Along with a spike in heroin and other opiate use in central and northern New York has come a jump in the number of drug overdose deaths. One Syracuse health organization hopes to bring that number down by teaching people how to administer a drug that can stop the effects of an overdose.
The drug is called Narcan. Emergency medical technicians already use it when faced with a possible opiate overdose because it briefly blocks the effect of the opiate, allowing emergency crews enough time to get a patient to the hospital for lifesaving treatment. ACR Health has won a grant that will allow the agency to train central New Yorkers to administer the drug, getting it into the hands of people who might be around an overdose victim.
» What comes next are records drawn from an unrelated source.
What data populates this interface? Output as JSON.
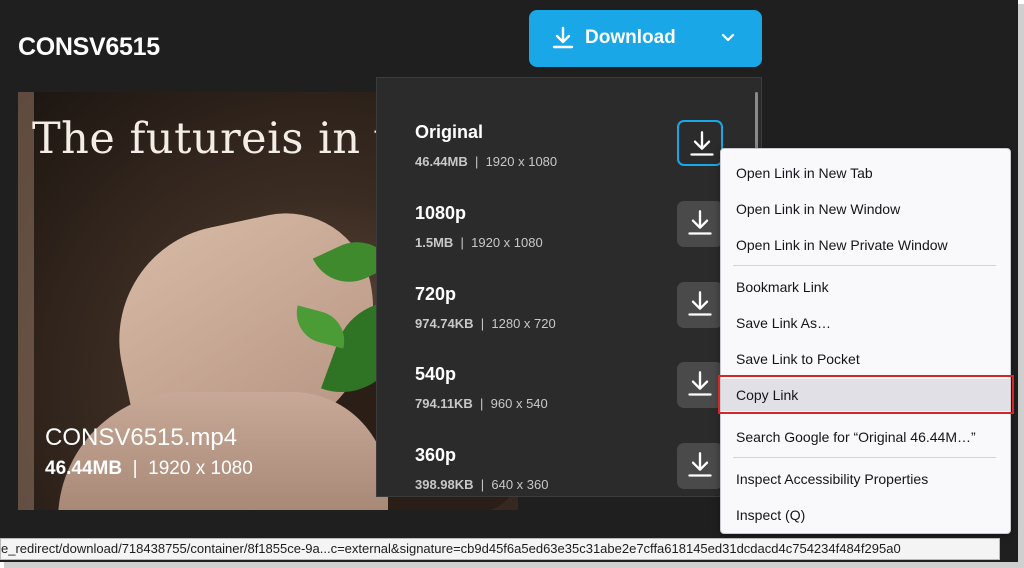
{
  "page": {
    "title": "CONSV6515"
  },
  "download_button": {
    "label": "Download",
    "icon": "download-icon",
    "dropdown_icon": "chevron-down-icon",
    "color": "#1aa7e8"
  },
  "preview": {
    "tagline": "The futureis in y",
    "filename": "CONSV6515.mp4",
    "size": "46.44MB",
    "separator": "|",
    "resolution": "1920 x 1080"
  },
  "qualities": [
    {
      "name": "Original",
      "size": "46.44MB",
      "resolution": "1920 x 1080",
      "active": true
    },
    {
      "name": "1080p",
      "size": "1.5MB",
      "resolution": "1920 x 1080",
      "active": false
    },
    {
      "name": "720p",
      "size": "974.74KB",
      "resolution": "1280 x 720",
      "active": false
    },
    {
      "name": "540p",
      "size": "794.11KB",
      "resolution": "960 x 540",
      "active": false
    },
    {
      "name": "360p",
      "size": "398.98KB",
      "resolution": "640 x 360",
      "active": false
    }
  ],
  "context_menu": {
    "items": [
      {
        "label": "Open Link in New Tab",
        "accesskey": "T"
      },
      {
        "label": "Open Link in New Window",
        "accesskey": "d"
      },
      {
        "label": "Open Link in New Private Window",
        "accesskey": "P"
      },
      {
        "label": "Bookmark Link",
        "accesskey": "B"
      },
      {
        "label": "Save Link As…",
        "accesskey": "k"
      },
      {
        "label": "Save Link to Pocket",
        "accesskey": "o"
      },
      {
        "label": "Copy Link",
        "accesskey": "L",
        "highlighted": true
      },
      {
        "label": "Search Google for “Original 46.44M…”",
        "accesskey": "S"
      },
      {
        "label": "Inspect Accessibility Properties",
        "accesskey": ""
      },
      {
        "label": "Inspect (Q)",
        "accesskey": "Q"
      }
    ]
  },
  "status_bar": {
    "url": "e_redirect/download/718438755/container/8f1855ce-9a...c=external&signature=cb9d45f6a5ed63e35c31abe2e7cffa618145ed31dcdacd4c754234f484f295a0"
  }
}
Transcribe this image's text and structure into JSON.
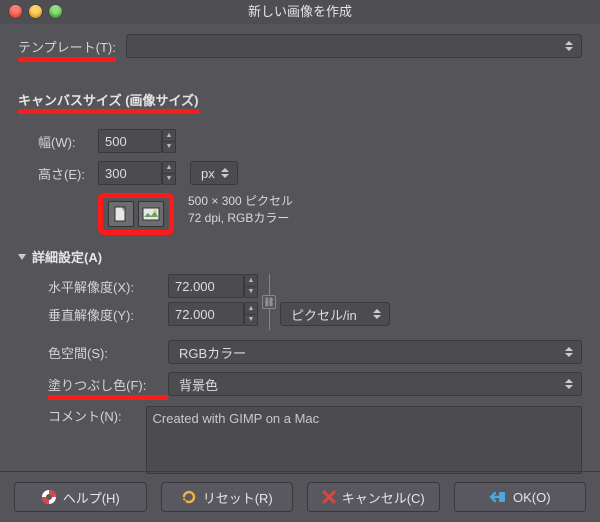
{
  "window": {
    "title": "新しい画像を作成"
  },
  "template": {
    "label": "テンプレート(T):",
    "value": ""
  },
  "canvas": {
    "section_title": "キャンバスサイズ (画像サイズ)",
    "width_label": "幅(W):",
    "width_value": "500",
    "height_label": "高さ(E):",
    "height_value": "300",
    "unit": "px",
    "info_line1": "500 × 300 ピクセル",
    "info_line2": "72 dpi, RGBカラー"
  },
  "advanced": {
    "section_title": "詳細設定(A)",
    "xres_label": "水平解像度(X):",
    "xres_value": "72.000",
    "yres_label": "垂直解像度(Y):",
    "yres_value": "72.000",
    "res_unit": "ピクセル/in",
    "colorspace_label": "色空間(S):",
    "colorspace_value": "RGBカラー",
    "fill_label": "塗りつぶし色(F):",
    "fill_value": "背景色",
    "comment_label": "コメント(N):",
    "comment_value": "Created with GIMP on a Mac"
  },
  "buttons": {
    "help": "ヘルプ(H)",
    "reset": "リセット(R)",
    "cancel": "キャンセル(C)",
    "ok": "OK(O)"
  }
}
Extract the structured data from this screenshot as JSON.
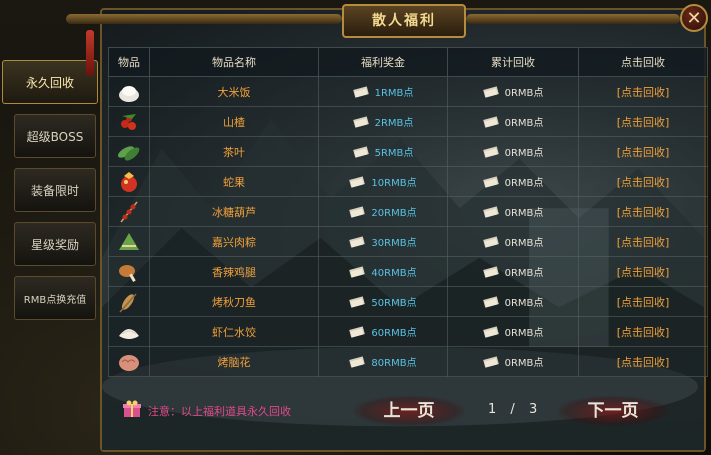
{
  "title": "散人福利",
  "tabs": [
    "永久回收",
    "超级BOSS",
    "装备限时",
    "星级奖励",
    "RMB点换充值"
  ],
  "columns": [
    "物品",
    "物品名称",
    "福利奖金",
    "累计回收",
    "点击回收"
  ],
  "rows": [
    {
      "icon": "rice-bag-icon",
      "name": "大米饭",
      "bonus": "1RMB点",
      "total": "0RMB点",
      "action": "[点击回收]"
    },
    {
      "icon": "hawthorn-icon",
      "name": "山楂",
      "bonus": "2RMB点",
      "total": "0RMB点",
      "action": "[点击回收]"
    },
    {
      "icon": "tea-leaf-icon",
      "name": "茶叶",
      "bonus": "5RMB点",
      "total": "0RMB点",
      "action": "[点击回收]"
    },
    {
      "icon": "snake-fruit-icon",
      "name": "蛇果",
      "bonus": "10RMB点",
      "total": "0RMB点",
      "action": "[点击回收]"
    },
    {
      "icon": "candied-haws-icon",
      "name": "冰糖葫芦",
      "bonus": "20RMB点",
      "total": "0RMB点",
      "action": "[点击回收]"
    },
    {
      "icon": "zongzi-icon",
      "name": "嘉兴肉粽",
      "bonus": "30RMB点",
      "total": "0RMB点",
      "action": "[点击回收]"
    },
    {
      "icon": "chicken-leg-icon",
      "name": "香辣鸡腿",
      "bonus": "40RMB点",
      "total": "0RMB点",
      "action": "[点击回收]"
    },
    {
      "icon": "grilled-fish-icon",
      "name": "烤秋刀鱼",
      "bonus": "50RMB点",
      "total": "0RMB点",
      "action": "[点击回收]"
    },
    {
      "icon": "dumpling-icon",
      "name": "虾仁水饺",
      "bonus": "60RMB点",
      "total": "0RMB点",
      "action": "[点击回收]"
    },
    {
      "icon": "roasted-brain-icon",
      "name": "烤脑花",
      "bonus": "80RMB点",
      "total": "0RMB点",
      "action": "[点击回收]"
    }
  ],
  "footer": {
    "note": "注意：以上福利道具永久回收",
    "prev": "上一页",
    "page": "1",
    "sep": "/",
    "total": "3",
    "next": "下一页"
  },
  "colors": {
    "accent": "#f0a13a",
    "bonus": "#59c3e3",
    "note": "#e14a8b",
    "frame": "#b58b3e"
  }
}
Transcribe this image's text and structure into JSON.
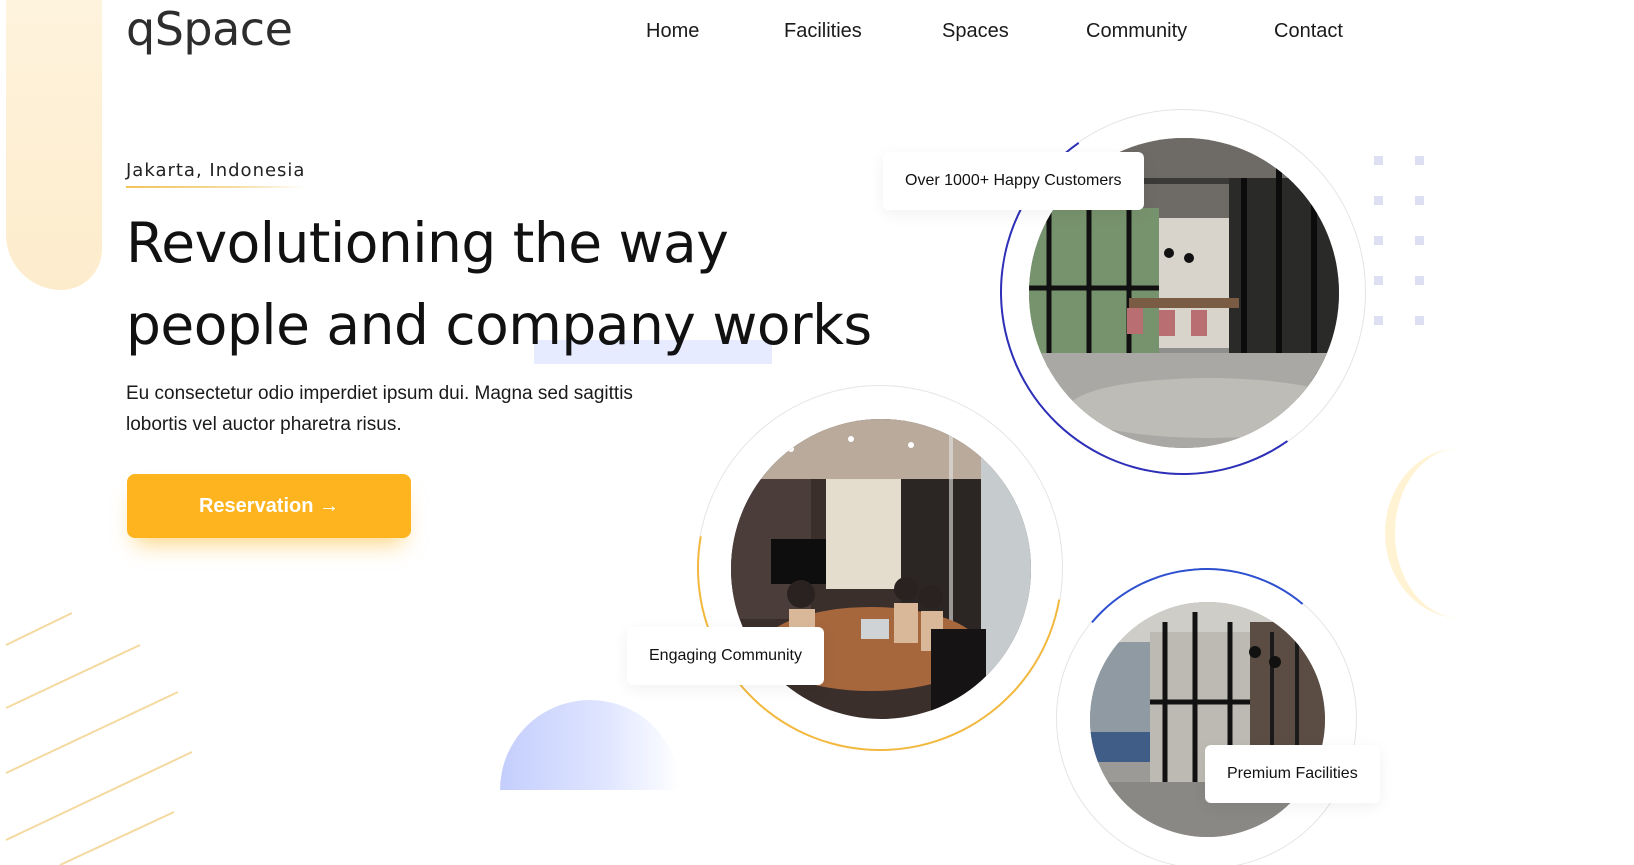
{
  "brand": {
    "logo_text": "qSpace"
  },
  "nav": {
    "items": [
      {
        "label": "Home"
      },
      {
        "label": "Facilities"
      },
      {
        "label": "Spaces"
      },
      {
        "label": "Community"
      },
      {
        "label": "Contact"
      }
    ]
  },
  "hero": {
    "location": "Jakarta, Indonesia",
    "headline_line1": "Revolutioning the way",
    "headline_line2": "people and company works",
    "description": "Eu consectetur odio imperdiet ipsum dui. Magna sed sagittis lobortis vel auctor pharetra risus.",
    "cta_label": "Reservation →"
  },
  "badges": {
    "customers": "Over 1000+ Happy Customers",
    "community": "Engaging Community",
    "facilities": "Premium Facilities"
  },
  "images": {
    "office_image": "office-meeting-room-photo",
    "community_image": "team-meeting-photo",
    "facilities_image": "glass-office-corridor-photo"
  },
  "colors": {
    "accent": "#fdb41f",
    "arc_blue": "#2d2fb8",
    "arc_yellow": "#f3b93f",
    "highlight": "#e6ebff"
  }
}
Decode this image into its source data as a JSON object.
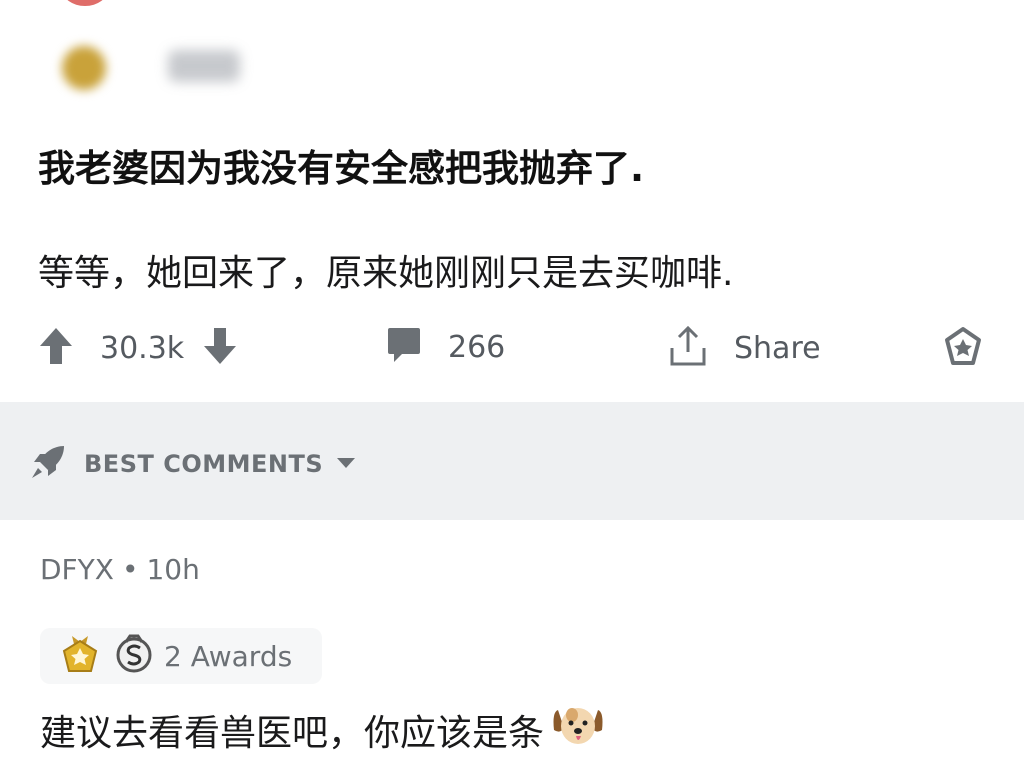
{
  "post": {
    "title": "我老婆因为我没有安全感把我抛弃了.",
    "body": "等等，她回来了，原来她刚刚只是去买咖啡."
  },
  "actions": {
    "upvotes": "30.3k",
    "comments": "266",
    "share_label": "Share"
  },
  "sort": {
    "label": "BEST COMMENTS"
  },
  "comment": {
    "author": "DFYX",
    "separator": "•",
    "time": "10h",
    "awards_label": "2 Awards",
    "body": "建议去看看兽医吧，你应该是条"
  },
  "colors": {
    "icon_gray": "#6b7075",
    "band_bg": "#eef0f2",
    "award_gold": "#e2b42b"
  },
  "icons": [
    "upvote-arrow-icon",
    "downvote-arrow-icon",
    "comment-bubble-icon",
    "share-icon",
    "award-icon",
    "rocket-icon",
    "dropdown-caret-icon",
    "gold-award-icon",
    "silver-award-icon",
    "dog-emoji-icon"
  ]
}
Prevention Director Erin Bortel sifts through the light blue bag that goes along with the training.
"This little bag is what would save somebody’s life," Bortel said. "In this kit there are two vials of the naloxone medication. We would use an intramuscular injection to administer this medication, and during the training each participant would learn those skills on how to inject the drug safely.”
She then picks up a small bottle.
"This is the vial of the medicine itself, you would get two of these in a kit," Bortel explained. "Each one is a single dose of the medication.”
Bortel says Narcan can’t hurt anyone if there is no overdose and it’s relatively easy to administer through injection.
“You can put the needle directly through clothing in order to be prompt with administration of the drug," Bortel said. "You can inject it right through a shirt for example. And it goes right into the muscle, so you don’t have to identify a vein in order to hit the right spot.”
Bortel says programs like these have worked in the past, for example one in New York City.
"When they implemented their program in 2006, within four years they experienced a 27 percent reduction in overdose deaths.”
She hopes the ACR Health program has similar results. Bortel would like to get the kits into the hands of people who might be around people addicted to heroin or other opiates. They expect to train at least 200 people in the first year, at a time when heroin use is exploding. Melissa Hosier of East Syracuse thinks something like this could have saved her daughter's life. Kali Perry of Syracuse was only 19 when she died of a heroin overdose in November, after leaving drug rehab.
“If I can help just one other parent that has a child or loved one, that can save their life," Hosier said. "This is important, and it’s become quite an epidemic in our community. So I want people to know that it happens. And it happens to people like me, with good kids."
Overdose deaths in Onondaga County jumped from two in 2010, to two dozen last year. The amount of heroin addiction has jumped in recent years, as people addicted to pain killers like oxycodone have turned to cheaper drugs, like heroin, to feed their addiction.